10.-13. Mai 2023, Herder-Institut, Marburg
Herrscherwechsel konnten in den dynastisch organisierten Herrschaftsbildungen des Mittelalters zu kritischen Konstellationen und Situationen führen. Die Herrschaftsnachfolge durch den ältesten Sohn oder durch das älteste männliche Mitglied des Familienverbandes gelang nicht immer konfliktfrei. Eine besondere Situation konnte sich ergeben, wenn ein zur Nachfolge vorgesehener Sohn zum Zeitpunkt des Todes des bisherigen Herrschers minderjährig war. In dem Fall wurde vielfach eine Regentschaft eingerichtet. Die Regentschaft konnte durch verschiedene Regelungen und Traditionen gestaltet sein. In manchen Fällen wurde sie von männlichen Verwandten des verstorbenen Herrschers übernommen. In vielen Fällen war die Witwe des verstorbenen Fürsten und Mutter des minderjährigen Nachfolgers in der Lage, die Regentschaft zu übernehmen, was im Interesse einer späteren unstrittigen Übernahme der Herrschaft von Vorteil sein konnte.
Für die Beantwortung der Frage nach dem Stellenwert, der Bedeutung und den verschiedenen Realisationen weiblicher Regentschaft ist anzuknüpfen an Forschungen zu thematisch benachbarten Fragestellungen, vor allem zur Frage der Regentschaft für minderjährige Herrscher, zur Witwenschaft von Fürstengattinnen und zu weiblicher Herrschaft im Mittelalter allgemein. Auf das Problem der Regentschaft für minderjährige Herrscher hat wohl als Erster Armin Wolf 1976 aufmerksam gemacht; ausführlich skizzierte diese Konstellation für das frühe und hohe Mittelalter Theo Kölzer und Thilo Offergeld breitete die entsprechenden Befunde aus und untersuchte sie für die Zeit vom 5. bis zum frühen 11. Jahrhundert. Das auffallende Phänomen etwa zeitgleicher minderjähriger Herrscher im Reich mit Heinrich (VII.) für 1220-1228, in England mit Heinrich III. für 1216-1223, in Aragón mit Jakob I. für 1213-1221 und in Frankreich mit Ludwig IX. dem Heiligen für 1226-1235 im frühen 13. Jahrhundert haben unabhängig voneinander Thomas Vogtherr und Christian Hillen ins Licht gerückt. Einzelne Konstellationen minderjähriger Herrscher wurden für die Heinrich IV. im Reich und für minderjährige Normannenherrscher in Süditalien im 12. Jahrhundert analysiert. Bei diesen Studien kam auch verschiedentlich die Rolle von Regentinnen zur Sprache.
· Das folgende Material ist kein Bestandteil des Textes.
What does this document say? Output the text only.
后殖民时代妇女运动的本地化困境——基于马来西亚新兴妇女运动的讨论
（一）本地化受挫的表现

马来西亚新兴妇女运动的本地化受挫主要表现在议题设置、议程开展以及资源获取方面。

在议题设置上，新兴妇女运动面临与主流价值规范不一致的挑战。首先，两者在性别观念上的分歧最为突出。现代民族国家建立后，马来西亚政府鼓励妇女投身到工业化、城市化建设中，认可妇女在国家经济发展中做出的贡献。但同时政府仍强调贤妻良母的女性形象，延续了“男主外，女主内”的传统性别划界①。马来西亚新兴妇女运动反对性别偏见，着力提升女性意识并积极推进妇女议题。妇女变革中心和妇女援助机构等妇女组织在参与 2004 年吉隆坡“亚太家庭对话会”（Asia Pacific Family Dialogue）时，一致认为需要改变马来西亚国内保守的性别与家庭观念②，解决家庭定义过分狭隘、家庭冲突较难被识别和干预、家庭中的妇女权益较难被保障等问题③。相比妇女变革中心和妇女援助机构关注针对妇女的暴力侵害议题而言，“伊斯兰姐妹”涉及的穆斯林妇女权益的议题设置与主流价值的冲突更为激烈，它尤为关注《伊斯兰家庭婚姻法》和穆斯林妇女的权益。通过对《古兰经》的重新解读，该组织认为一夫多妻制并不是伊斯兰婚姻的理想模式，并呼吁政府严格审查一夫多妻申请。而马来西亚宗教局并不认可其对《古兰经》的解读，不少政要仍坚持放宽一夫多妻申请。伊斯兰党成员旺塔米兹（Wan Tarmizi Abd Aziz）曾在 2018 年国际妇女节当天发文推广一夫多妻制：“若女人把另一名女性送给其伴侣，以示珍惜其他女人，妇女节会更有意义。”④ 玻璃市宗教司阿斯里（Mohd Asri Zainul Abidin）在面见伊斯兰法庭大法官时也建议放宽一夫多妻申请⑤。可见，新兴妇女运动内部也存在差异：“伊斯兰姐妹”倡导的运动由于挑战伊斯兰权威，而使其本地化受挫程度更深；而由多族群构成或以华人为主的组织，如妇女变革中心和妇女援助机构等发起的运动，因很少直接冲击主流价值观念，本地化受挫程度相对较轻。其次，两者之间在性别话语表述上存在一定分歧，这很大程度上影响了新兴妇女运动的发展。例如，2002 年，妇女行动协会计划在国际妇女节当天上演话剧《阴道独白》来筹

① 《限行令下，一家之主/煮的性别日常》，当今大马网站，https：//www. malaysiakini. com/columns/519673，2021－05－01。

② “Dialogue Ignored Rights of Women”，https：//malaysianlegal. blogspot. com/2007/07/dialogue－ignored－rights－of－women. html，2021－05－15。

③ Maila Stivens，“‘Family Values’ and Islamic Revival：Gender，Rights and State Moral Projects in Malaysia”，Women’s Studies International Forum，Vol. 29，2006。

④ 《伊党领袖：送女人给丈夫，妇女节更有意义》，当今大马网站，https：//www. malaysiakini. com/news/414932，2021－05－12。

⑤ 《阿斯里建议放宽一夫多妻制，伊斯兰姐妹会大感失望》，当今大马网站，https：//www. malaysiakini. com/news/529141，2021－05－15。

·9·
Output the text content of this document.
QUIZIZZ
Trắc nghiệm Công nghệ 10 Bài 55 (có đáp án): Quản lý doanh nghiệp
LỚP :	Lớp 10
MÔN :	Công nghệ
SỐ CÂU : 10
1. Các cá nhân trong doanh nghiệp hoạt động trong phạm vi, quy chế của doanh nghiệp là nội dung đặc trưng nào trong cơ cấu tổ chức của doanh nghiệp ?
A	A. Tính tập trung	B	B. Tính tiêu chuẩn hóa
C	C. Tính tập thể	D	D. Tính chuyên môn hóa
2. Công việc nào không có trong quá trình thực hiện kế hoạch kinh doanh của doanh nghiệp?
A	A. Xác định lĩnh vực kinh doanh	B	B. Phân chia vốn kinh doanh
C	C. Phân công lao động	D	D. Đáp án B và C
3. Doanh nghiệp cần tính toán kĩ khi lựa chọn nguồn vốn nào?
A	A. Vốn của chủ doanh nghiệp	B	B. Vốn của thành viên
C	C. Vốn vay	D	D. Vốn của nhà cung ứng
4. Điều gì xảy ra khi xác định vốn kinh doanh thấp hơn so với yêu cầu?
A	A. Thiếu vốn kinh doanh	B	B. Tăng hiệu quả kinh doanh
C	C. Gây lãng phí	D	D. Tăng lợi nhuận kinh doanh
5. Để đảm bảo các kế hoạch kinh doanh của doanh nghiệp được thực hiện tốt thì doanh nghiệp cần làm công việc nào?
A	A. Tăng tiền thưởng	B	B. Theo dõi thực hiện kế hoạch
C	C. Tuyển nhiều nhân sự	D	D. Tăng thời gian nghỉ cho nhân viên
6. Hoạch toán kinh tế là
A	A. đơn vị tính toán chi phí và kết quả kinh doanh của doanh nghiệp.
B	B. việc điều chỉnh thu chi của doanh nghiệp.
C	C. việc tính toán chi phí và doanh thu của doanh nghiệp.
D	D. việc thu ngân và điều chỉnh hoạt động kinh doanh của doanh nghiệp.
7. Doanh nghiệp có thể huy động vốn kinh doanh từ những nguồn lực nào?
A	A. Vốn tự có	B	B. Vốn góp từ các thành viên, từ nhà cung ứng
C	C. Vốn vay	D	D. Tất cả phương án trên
Ein zweiter Zugang erfolgt über die Thematisierung der sozialen Stellung und der politischen Handlungsoptionen der Herrscherwitwe. Dieser Frage ist erst in jüngster Zeit Aufmerksamkeit geschenkt worden. Nach einem kursorischen Überblick für das frühe Mittelalter von Gunter Wolf und einer kleinen Studie zu den Königswitwen im hochmittelalterlichen Frankreich sind zuletzt größere Arbeiten zu Königswitwen im přemyslidischen Böhmen, im jagiellonischen Polen und im hochmittelalterlichen Reich und in England vorgelegt worden. In diesem Zusammenhang wurde beiläufig und auch grundsätzlich die zum Teil damit verbundene Funktion als Regentin für einen minderjährigen Thronfolger angesprochen. Besonders deutlich und eindringlich wurde die Funktion der Regentin in Arbeiten behandelt, die sich zusammenfassend Fragen der Herrscherin oder Königin im Mittelalter widmen. Ein solcher umfassender und vergleichender Ansatz, der über biographische Studien zu einzelnen Fürstinnen hinausgeht, wurde erst in den letzten zwei Jahrzehnten in der mediävistischen Forschung erprobt. Am Beginn steht ein von John Carmi Parsons herausgegebener Band zum mittelalterlichen Königinnentum.
Im östlichen Europa sind größere Studien zur Rolle von Fürstinnen für Polen, die Fürstentümer der Rus’ und Ungarn unternommen worden.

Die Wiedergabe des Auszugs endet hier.